Settlement of the number of guard-stations at the various sides and places. Towards morning (on the east side) were six of the Levites (six kept guard); towards the north by day (i.e., daily, on each day), four; towards the south daily, four; and at the storehouse two and two, consequently four also; at Parbar towards the west, four on the highway and two at Parbar, i.e., six. In all, therefore, there were twenty-four guard-stations to be occupied daily; but more than twenty-four persons were required, because, even supposing that one man at a time was sufficient for each post, one man could not stand the whole day at it: he must have been relieved from time to time. Probably, however, there were always more than one person on guard at each post. It further suggests itself that the number twenty-four may be in some way connected with the divisions or classes of doorkeepers; but there is only a deceptive appearance of a connection.

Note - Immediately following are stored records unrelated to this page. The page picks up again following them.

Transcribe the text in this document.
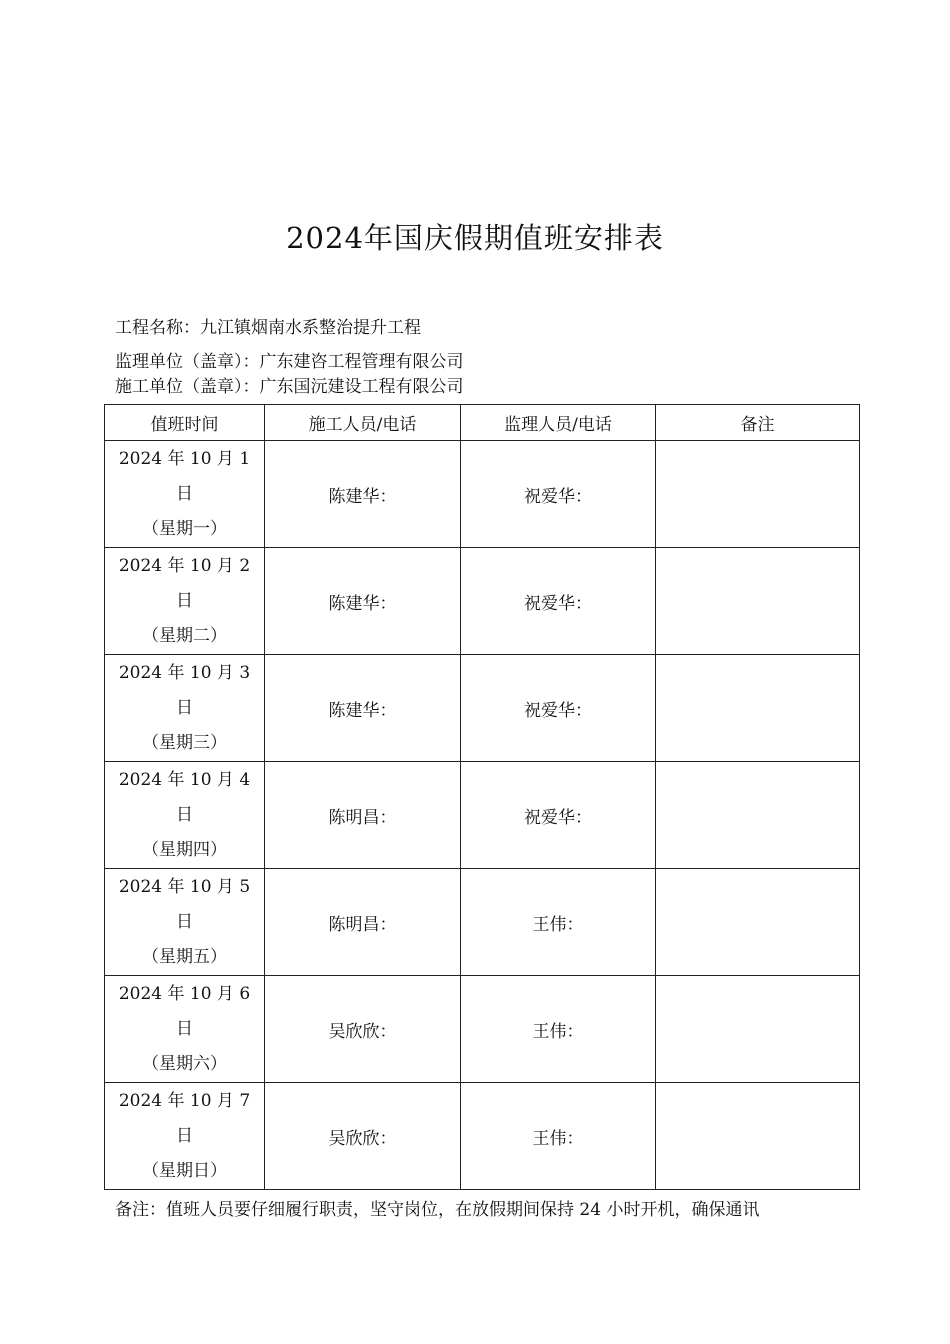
2024年国庆假期值班安排表
工程名称：九江镇烟南水系整治提升工程
监理单位（盖章）：广东建咨工程管理有限公司
施工单位（盖章）：广东国沅建设工程有限公司
值班时间	施工人员/电话	监理人员/电话	备注

2024 年 10 月 1
日
（星期一）	陈建华：	祝爱华：	

2024 年 10 月 2
日
（星期二）	陈建华：	祝爱华：	

2024 年 10 月 3
日
（星期三）	陈建华：	祝爱华：	

2024 年 10 月 4
日
（星期四）	陈明昌：	祝爱华：	

2024 年 10 月 5
日
（星期五）	陈明昌：	王伟：	

2024 年 10 月 6
日
（星期六）	吴欣欣：	王伟：	

2024 年 10 月 7
日
（星期日）	吴欣欣：	王伟：	
备注：值班人员要仔细履行职责，坚守岗位，在放假期间保持 24 小时开机，确保通讯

The division of the priests and musicians each into twenty-four classes respectively is no sufficient analogy in the case, for these classes had to perform the service in succession each for a week at a time, while the twenty-four doorkeepers’ stations had to be all occupied simultaneously every day. - In 1Ch 26:2-11, then, twenty-eight heads in all are enumerated by name (Meshelemiah with seven sons, Obed-edom with eight sons and six grandsons, and Hosah with four sons); but the total number in all the three families of doorkeepers is stated at ninety-three, and neither the one nor the other of these numbers bears any relation to twenty-four. Finally, the posts are so distributed that Meshelemiah with his eighteen sons and brothers kept guard on the east and north sides with six posts; Obed-edom with his sixty-two sons and brothers on the south side with four and 2 x 2, that is, eight posts; and Hosah with his thirteen sons and brothers on the western side with four and two, that is, six; so that even here no symmetrical distribution of the service can be discovered.
1Ch 26:19

Subscription, in which it is again stated that the classes of doorkeepers were taken from among the Korahites and Merarites.